Although growth in the AWI for 2019 is expected to be much like that in 2018, we won’t be able to say the same for the 2020 AWI. In recessions total wages tend to drop more than total employment. That is because anyone working at all during the year is counted as employed for the AWI measure. Even if a worker’s average hourly earnings didn’t change, a worker unemployed for part of the year could work many fewer hours and earn much less overall income, and that is the relevant measure for the AWI. Depending on how quickly the economy recovers, we can expect the AWI to drop markedly in 2020, possibly multiple times as much as the 1.5 percent drop in 2009 during the financial crisis.Â
Now what about those individuals who turn age 60 during 2020? Unfortunately, they could see a significant, permanent cut in their future Social Security benefits as a result of the pandemic. I went online to check my math that it affects people turning 60 this year (it does), and I found one paper, written by Andrew G. Biggs of the American Enterprise Institute, that already lays out the problem very well. Although my guess at this point would not have average wages dropping nearly as much as the 15 percent he uses for illustrative purposes, average wages are likely to fall sharply. The benefit problem is that the Social Security benefit calculation for a worker, which takes a worker’s entire work history into account, begins by inflating wages earned in each year of the worker’s life by the growth in the AWI between that work year and the year the worker turns 60. In that way, the worker’s wages each year get indexed to wage growth in the economy. If average wages are depressed in the year the worker turns 60, that means each year’s wages that the worker earned are inflated to a smaller amount than if the AWI didn’t fall in that age 60 year. And for a worker who has turned 60, it doesn’t matter for purposes of the Social Security benefit calculation what happens to the AWI in any following year. So, even if the economy were to rebound completely in 2021, that wouldn’t affect that calculation of the Social Security benefit for workers who turned 60 in 2020. If the Social Security benefit calculation instead used something more of a moving average, such as indexing a worker’s lifetime earnings to the average of the AWI over ages 58 to 60 and allowing for an inflation adjustment alone for the age 60 year, then any one year’s AWI would have much less impact.
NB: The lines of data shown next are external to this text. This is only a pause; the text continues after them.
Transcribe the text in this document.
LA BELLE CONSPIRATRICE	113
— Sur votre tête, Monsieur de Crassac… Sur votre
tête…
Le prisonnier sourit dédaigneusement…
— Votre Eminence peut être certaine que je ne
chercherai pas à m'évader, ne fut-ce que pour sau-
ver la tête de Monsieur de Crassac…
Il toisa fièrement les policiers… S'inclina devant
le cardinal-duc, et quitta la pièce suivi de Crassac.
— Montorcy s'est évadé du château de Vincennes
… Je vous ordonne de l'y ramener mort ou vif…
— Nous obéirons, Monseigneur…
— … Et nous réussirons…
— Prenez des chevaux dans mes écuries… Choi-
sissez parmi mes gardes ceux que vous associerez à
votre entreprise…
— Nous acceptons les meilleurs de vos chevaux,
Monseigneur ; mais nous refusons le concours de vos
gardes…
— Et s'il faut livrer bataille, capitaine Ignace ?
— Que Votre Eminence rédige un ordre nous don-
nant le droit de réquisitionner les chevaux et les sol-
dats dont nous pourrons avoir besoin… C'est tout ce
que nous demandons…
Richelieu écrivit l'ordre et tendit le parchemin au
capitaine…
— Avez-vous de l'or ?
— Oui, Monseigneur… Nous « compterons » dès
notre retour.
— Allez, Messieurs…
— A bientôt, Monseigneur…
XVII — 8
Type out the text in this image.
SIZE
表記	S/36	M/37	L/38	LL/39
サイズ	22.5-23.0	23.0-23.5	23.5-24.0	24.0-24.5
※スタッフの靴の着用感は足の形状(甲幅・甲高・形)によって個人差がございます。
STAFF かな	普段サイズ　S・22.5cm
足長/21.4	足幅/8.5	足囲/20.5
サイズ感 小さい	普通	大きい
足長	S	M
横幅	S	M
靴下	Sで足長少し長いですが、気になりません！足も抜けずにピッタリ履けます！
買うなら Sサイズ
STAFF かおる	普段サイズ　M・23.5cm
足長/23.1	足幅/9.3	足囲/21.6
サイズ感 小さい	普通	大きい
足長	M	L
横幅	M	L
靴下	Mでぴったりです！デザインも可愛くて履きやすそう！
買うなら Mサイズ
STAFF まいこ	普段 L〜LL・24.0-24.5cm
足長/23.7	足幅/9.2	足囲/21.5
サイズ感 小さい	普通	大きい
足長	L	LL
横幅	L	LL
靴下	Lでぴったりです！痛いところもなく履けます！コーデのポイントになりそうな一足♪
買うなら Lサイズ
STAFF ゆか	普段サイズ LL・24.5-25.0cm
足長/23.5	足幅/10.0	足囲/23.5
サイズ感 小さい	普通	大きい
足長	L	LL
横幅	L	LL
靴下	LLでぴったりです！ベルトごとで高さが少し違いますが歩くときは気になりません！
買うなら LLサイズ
Andrew Biggs estimates that a 15 percent drop in the average wage index in 2020 would permanently reduce future Social Security benefits for a 1960-born middle-income worker by about 13 percent. Effects on other workers born in 1960 would be similar. Again, I don’t expect the drop in the AWI to be that large, but there could still be a very sharp drop. And a drop in the AWI for 2020 would have other effects, such as stopping any increase in the maximum amount of wages subject to Social Security taxation in 2022.
We won’t need to wait until October 2021, when SSA should announce the 2020 AWI, to estimate pretty closely how much the AWI will fall in 2020. We’ll get information along the way on wage and employment growth, and indeed we should be able to get a reasonably close estimate by this time next year.